Education, for the most part, was painful, dull, a prison — sitting at a desk surrounded by four walls with no windows. I can think of only a handful of teachers that made education interesting from elementary through high school. It wasn’t until I entered the gates of Berkeley that the university’s motto “Fiat Lux” kindled a passion inside me for knowledge. And it wasn’t just a passion for knowledge, but a passion to learn how to write and think…for myself. It was this challenge that led me to major in Rhetoric — a very difficult and challenging liberal arts program that focused on ancient classical literature and persuasive writing.
This period in my life was truly beautiful…”Mens sana in corpore sano”. In the morning and early afternoon I would attend class. In the late afternoon I would spend hours on the green field playing baseball. In the evening I would go on campus to one of the beautiful large libraries to study.
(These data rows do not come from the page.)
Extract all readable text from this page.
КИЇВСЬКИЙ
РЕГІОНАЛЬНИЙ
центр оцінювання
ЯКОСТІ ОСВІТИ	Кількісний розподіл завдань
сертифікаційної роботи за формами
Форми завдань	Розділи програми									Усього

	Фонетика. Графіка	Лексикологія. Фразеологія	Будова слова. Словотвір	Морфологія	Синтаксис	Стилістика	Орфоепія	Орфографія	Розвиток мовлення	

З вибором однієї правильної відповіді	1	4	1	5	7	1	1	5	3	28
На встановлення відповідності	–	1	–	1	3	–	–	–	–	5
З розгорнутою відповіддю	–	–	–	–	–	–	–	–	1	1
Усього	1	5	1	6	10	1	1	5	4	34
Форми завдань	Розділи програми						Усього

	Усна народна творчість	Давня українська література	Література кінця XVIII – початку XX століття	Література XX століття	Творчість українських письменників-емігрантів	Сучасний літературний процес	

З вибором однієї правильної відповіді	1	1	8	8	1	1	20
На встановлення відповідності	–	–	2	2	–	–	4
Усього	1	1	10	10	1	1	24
Ah, the libraries on this campus were truly divine — the musty smell of the past…the quiet echoes…the purposeful architecture and decor…a place…a temple…constructed so those within could appreciate and worship knowledge. This beautiful place was built to pay homage to great minds from the past that cared enough to speak in hopes we will be supple enough to listen.
It was in the depths of library halls or basking in the dreamy sunlight on some grassy campus knoll that my passion for knowledge began to over-shadow my passion for baseball. Over-time, ironically, it was the baseball field that began to feel like prison — mechanical, repetition, compulsory, a burden. I was no longer interested in devoting so much time and energy to a game with defined rules. I didn’t want to become a full-grown man still playing a child’s game. The world was so much bigger and wider and freer than the walls of a baseball field. And so I let go a big piece of who I was. Feeling alive and free was now more about thought, contemplation, observation, and exploration — it was about noticing the light.